833P - Dynamic changes in plasma osteopontin as a markers of tumor response in metastatic renal cell carcinoma (RCC) patients treated with pazopanib

Date 29 September 2012
Event ESMO Congress 2012
Session Poster presentation I
Topics Renal Cell Cancer
Translational Research
Presenter Hai Tran
Authors H.T. Tran1, Y. Liu2, Y. Lin2, A.J. Zurita3, A. Martin2, K.L. Baker-Neblett4, L. Pandite5, J.V. Heymach6
  • 1Cancer Medicine, UT MD Anderson Cancer Center, 77030 - Houston/US
  • 2Oncology Research And Development, GlaxoSmithKline, Philadelphia/US
  • 3Genitourinary Med Oncology Dept, MD Anderson Cancer Center, 77030-4095 - Houston/US
  • 4Clinical Pharmacology And Discovery Medicine, GlaxoSmithKline, Research Triangle Park/US
  • 5Clinical Lead, GlaxoSmithKline, Research Triangle Park/US
  • 6Thoracic/head And Neck Medical Oncology, MD Anderson Cancer Center, Houston/US

Abstract

Background

In a Phase II RCC study of pazopanib (VEG102616) a response rate of 34.7% and disease control rate (CR + PR +SD) of 80% were observed (Hutson, JCO 2009. Previously, we reported that elevated levels of E-Selectin, lower levels of IL-6 and HGF were correlated with longer PFS and decrease in tumor shrinkage. Higher levels of IL-6 and IL-8 correlated with greater tumor burden (Tran ASCO 2010). IL-8, OPN, HGF and TIMP1 correlated with PFS and IL-6, IL-8 and OPN were prognostic markers (Yuan GU ASCO 2011, Tran ESMO 2011). In this study, we measured CAF levels at baseline, week 4 and week 12 after inititation of pazopanib therapy and evaluated for dynamic changes in CAF as potential marker for tumor response and clinical benefits

Methods

Six candidate CAFs (TIMP1, IL-6, IL-8, HGF, E-Selectin, and OPN) were measured in 173 patients (pts) whose plasma samples were collected during the treatment at week 4, and week 12 by using Searchlight Protein Array (Aushon). CAF levels at each time point and changes of CAF levels from baseline at week 4 and week 12 were correlated with maximum tumor shrinkage (MTS) by linear regression; PFS by Cox regression; baseline tumor burden using baseline sum of longest tumor diameter and best response by Spearman.

Results

Decreases in OPN levels from baseline at week 4 (p = 0.030) and week 12 (p = 0.006) show significant correlations with MTS. At week 4, changes in E-Selectin from baseline was trending (p = 0.053) in correlation with MTS. With PFS, changes in IL-6 level from baseline at week 12 has near significant correlation with PFS (p = 0.05). E-Selectin has an inverse baseline to week 4 significant correlation with best response status week 4 (p = 0.0245) but not at week 12.

Conclusion

Decreasing levels of osteopontin from baseline at week 4 and 12 correlated with improved tumor shrinkage; while increase in IL-6 portends shorter PFS and E-Selectin was inversely correlated with best response status. Additional investigation is needed to evaluate the dynamic changes of CAFs as an approach to monitor patients while on pazopanib therapy as marker of tumor response.

Disclosure

Y. Liu: Stock ownership: Yes; GSK Membership on an advisory board or board of directors: No Corporate-sponsored research: No Other substantive relationships: No

A. Martin: Stock ownership: Yes; GSK Membership on an advisory board or board of directors: No Corporate-sponsored research: No Other substantive relationships: No

K.L. Baker-Neblett: Stock ownership: Yes; GSK Membership on an advisory board or board of directors: No Corporate-sponsored research: No Other substantive relationships: No.

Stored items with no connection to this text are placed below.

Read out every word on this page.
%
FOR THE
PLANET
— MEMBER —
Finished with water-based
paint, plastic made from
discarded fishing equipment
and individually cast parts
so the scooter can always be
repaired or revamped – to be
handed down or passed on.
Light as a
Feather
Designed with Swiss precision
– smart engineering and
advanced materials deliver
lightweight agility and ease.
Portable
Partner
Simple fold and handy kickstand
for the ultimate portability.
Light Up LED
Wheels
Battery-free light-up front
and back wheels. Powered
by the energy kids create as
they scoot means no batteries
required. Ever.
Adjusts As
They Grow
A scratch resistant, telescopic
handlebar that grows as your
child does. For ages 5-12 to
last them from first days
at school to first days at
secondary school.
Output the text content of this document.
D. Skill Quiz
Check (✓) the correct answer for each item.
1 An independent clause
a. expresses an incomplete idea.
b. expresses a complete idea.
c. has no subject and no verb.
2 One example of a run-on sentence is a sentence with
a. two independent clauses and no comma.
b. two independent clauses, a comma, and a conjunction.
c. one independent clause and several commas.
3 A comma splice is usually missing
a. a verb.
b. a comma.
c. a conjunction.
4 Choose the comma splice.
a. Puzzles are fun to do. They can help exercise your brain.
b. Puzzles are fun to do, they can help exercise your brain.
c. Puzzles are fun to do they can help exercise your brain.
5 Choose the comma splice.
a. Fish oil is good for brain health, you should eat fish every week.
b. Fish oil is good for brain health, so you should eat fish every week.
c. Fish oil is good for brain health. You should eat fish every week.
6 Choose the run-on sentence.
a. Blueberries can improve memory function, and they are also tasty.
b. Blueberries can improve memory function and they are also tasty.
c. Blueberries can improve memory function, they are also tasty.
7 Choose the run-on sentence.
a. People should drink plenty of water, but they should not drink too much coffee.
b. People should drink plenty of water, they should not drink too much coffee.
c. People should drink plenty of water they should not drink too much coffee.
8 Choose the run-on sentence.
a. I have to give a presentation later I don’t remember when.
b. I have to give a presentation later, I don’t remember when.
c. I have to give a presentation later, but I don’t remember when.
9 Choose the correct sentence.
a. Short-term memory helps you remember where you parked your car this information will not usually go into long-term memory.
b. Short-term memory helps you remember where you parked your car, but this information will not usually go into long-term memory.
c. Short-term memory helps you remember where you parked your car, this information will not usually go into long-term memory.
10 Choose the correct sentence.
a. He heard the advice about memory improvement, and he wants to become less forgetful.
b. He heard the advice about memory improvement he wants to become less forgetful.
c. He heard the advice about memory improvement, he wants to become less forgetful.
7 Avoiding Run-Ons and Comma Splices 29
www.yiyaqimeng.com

L.N. Pandite: Stock ownership: Yes; GSK Membership on an advisory board or board of directors: No Corporate-sponsored research: No Other substantive relationships: No.

J.V. Heymach: Stock ownership: No Membership on an advisory board or board of directors: Yes; GSK Corporate-sponsored research: Yes; GSK for biomarker analysis. Other substantive relationships: No.

All other authors have declared no conflicts of interest.